Flip through just about any foodie glossy these days, and in addition to gorgeously styled and shot images in articles, you’ll find equally splendid looking advertising, ever so subtly marked somewhere along the edge of the page with “special advertising section” or some such disclaimer. In many magazines, it’s getting harder and harder to tell the difference between the adverecipes and the magazine’s actual articles. Have you seen Nestlé’s latest in the Australian magazines? You’d swear Donna Hay whipped up the molten chocolate cake herself.
I haven’t decided whether I like the trend. On one hand, there are more sumptuous photos for me to drool over or be inspired by. I never could figure out why advertising photos always were so cold and uninviting, or even just down right ugly in the past. I certainly welcome the softer editorial style focused on making the food look beautiful and delicious, particularly since this is pretty much the business that I’m entering. On the other hand, it’s advertising. And I feel a bit tricked as I start digging in to what looks like a fascinating article on Arizona or arugala, that turns out to just be a bunch of marketing spiel with pretty pictures. Maybe I’d feel better about it if the quality of the product lived up to the glory of the photo. So often, you know it just won’t.
I recently found myself caught up in one last month that took me a few looks before I realized that it was too was a recipomercial. I had even dog-eared the page to come back and make it at a later date. Even after I realized it was an ad, I decided to go ahead and give it a try, mainly because the ad was for Bramley apples and that seemed a bit less slick than many of the other ads-in-disguise. Plus, Sam had given the apples such high praise last fall, I figured they had to be good. The recipe, which I stumbled upon in the UK version of Delicious, was for a hearty looking apple bread. The photo showed a gorgeous chunk removed, so you could see the little piece of apple poking through the chewy crumb, sitting atop a perfectly distressed chopping board with a little sampling of cheese and fruit softly resting in the background. I couldn’t help but want to reach out for a hunk of my own.
Of course, it’s not Bramley apple season, so ironically, while the ad actually made me get excited and cook the bread, I used locally grown Washington apples (winesap to be exact). I also wasn’t sure what “strong wheat flour” was, but given that all I had was whole wheat pastry flour, I decided to rustic-it-up a bit by adding sunflower seeds and oat bran to the mix, and go a bit easier on the white flour, and both were good additions.
I cooked the loaves as directed, and the crust and crumb were both well developed… although I think next time I’ll take a page from the no-knead bread baking style and cook the loaves in a covered pot on higher heat. As it is though, it makes fantastic toast, or, something I’m a bit more excited about, grilled blue cheese sandwiches.

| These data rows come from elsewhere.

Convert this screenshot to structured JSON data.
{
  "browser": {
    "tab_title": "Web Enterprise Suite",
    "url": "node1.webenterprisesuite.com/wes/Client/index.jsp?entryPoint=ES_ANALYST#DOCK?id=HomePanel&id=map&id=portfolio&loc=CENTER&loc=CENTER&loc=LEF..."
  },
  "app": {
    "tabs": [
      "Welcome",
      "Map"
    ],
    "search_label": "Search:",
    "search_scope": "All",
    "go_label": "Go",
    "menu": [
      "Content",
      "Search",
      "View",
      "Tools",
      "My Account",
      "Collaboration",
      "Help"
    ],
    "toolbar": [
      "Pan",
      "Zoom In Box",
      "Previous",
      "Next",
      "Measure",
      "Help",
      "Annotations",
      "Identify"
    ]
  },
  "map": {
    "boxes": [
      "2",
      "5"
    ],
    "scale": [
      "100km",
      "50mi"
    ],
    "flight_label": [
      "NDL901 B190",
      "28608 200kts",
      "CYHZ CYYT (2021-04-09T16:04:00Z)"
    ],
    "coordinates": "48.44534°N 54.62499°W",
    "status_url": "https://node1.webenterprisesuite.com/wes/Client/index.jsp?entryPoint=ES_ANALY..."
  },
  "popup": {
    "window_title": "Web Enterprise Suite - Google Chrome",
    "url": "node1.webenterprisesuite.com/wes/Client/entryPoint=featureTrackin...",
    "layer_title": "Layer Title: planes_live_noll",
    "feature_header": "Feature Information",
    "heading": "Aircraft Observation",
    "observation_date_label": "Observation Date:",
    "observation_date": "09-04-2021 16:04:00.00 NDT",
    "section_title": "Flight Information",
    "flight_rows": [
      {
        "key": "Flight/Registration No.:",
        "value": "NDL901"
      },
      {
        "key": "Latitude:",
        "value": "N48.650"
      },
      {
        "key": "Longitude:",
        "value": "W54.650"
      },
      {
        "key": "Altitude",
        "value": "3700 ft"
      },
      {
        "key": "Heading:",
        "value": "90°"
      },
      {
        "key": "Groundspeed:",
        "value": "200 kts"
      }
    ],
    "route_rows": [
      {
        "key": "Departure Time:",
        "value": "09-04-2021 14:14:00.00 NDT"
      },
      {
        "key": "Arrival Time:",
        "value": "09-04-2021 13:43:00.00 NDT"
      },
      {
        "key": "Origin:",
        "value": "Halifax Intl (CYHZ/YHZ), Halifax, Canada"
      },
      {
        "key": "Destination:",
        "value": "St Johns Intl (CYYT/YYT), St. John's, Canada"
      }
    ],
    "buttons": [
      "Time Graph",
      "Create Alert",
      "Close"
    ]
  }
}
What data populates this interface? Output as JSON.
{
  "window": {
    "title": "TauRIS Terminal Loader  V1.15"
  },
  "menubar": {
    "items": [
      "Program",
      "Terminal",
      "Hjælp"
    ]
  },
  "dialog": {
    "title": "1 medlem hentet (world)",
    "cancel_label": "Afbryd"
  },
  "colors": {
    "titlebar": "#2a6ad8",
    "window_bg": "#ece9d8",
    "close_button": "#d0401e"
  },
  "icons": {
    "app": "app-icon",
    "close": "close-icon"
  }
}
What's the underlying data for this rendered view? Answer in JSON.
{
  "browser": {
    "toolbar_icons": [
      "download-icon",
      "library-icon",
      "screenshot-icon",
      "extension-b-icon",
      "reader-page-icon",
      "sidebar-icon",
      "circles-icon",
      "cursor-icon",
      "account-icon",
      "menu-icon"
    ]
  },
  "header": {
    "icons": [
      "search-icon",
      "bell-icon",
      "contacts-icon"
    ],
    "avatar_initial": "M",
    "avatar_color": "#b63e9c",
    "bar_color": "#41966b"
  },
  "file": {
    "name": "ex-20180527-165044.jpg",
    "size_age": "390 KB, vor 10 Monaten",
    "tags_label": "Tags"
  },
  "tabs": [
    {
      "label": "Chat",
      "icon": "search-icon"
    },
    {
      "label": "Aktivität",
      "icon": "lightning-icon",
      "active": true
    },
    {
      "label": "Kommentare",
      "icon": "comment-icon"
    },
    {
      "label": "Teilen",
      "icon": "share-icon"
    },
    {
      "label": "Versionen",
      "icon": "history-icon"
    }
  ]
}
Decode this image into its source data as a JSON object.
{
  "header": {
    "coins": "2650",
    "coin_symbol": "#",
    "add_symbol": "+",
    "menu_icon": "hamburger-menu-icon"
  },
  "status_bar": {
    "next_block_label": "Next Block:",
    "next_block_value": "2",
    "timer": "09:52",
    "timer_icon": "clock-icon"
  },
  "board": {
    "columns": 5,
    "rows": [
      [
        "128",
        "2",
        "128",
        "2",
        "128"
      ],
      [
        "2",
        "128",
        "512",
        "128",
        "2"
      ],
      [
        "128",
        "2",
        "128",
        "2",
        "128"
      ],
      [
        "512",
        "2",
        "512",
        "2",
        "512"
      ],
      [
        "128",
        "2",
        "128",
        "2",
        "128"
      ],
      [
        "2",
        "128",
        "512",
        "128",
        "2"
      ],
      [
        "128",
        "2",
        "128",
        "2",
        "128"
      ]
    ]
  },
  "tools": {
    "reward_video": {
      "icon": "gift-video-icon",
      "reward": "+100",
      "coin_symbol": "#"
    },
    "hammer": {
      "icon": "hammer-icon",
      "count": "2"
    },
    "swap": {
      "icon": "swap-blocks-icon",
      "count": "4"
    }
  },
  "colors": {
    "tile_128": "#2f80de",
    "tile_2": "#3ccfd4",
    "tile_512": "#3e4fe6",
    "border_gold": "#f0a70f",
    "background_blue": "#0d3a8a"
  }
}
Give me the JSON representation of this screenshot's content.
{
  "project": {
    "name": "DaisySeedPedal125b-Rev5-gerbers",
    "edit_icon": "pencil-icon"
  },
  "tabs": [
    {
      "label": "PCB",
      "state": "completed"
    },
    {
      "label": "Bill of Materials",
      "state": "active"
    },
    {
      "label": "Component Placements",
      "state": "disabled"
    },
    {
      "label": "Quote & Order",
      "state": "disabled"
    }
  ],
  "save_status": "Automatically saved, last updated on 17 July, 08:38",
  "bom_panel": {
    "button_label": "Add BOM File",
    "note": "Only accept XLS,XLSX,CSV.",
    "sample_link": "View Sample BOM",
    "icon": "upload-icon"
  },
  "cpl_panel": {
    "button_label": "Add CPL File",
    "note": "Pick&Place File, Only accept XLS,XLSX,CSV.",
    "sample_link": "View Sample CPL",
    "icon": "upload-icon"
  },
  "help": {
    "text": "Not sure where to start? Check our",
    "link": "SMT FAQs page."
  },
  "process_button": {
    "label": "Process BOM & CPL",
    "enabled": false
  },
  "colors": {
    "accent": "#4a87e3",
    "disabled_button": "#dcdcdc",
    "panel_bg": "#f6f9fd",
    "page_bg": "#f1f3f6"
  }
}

I’m sure grilled blue cheese on a hearty bread has been done many times before, but my first experience, being still fairly new to the loves-blue-cheese world, was last Sunday as part of the cheese course at dinner at The Herbfarm just outside of Seattle. The Herbfarm is one of those legendary Seattle restaurants. The meal is over 4 hours of course after course (9 to be exact) of a set seasonal menu that changes monthly and revolves around a theme… next month, for example, is all about beef. My meal was was root-vegetable inspired. The individual courses are small enough that you don’t leave stuffed at the end of the night, and each dish is exquisitely prepared. I quite enjoyed my entire meal, but the one course that I found myself pining for was the cheese course of a knock your socks off Oregon Blue Cheese oozing from perfectly grilled whole grain bread. Between the bites of the almost smokey cheesy goo, were little nibbles of a tart cherry to round out the palate. So simple and good.
So, without a doubt, I knew what I’d be making with the apple bread. I wasn’t disappointed. As the buttered bread grilled, the sugars from the apples caramelized just a touch more to bring out just a little edge of sweetness, and the nuttiness of the seeds was warmed and deepened. The Rogue Creamery Oregon Blue I used was strong, but not overwhelming. For the contrasting flavor, I made a little tangy rhubarb puree which I might even have liked better than the tart cherry compote, because I could dip the corder of the sandwich in to all the flavors in one bite.
I have a feeling, there will be more grilled cheese sandwiches coming into my life over the next little while. There are so many other cheese that will be tempting me… goat cheese, feta, manchego, not to mention the rest of the blue cheese spectrum.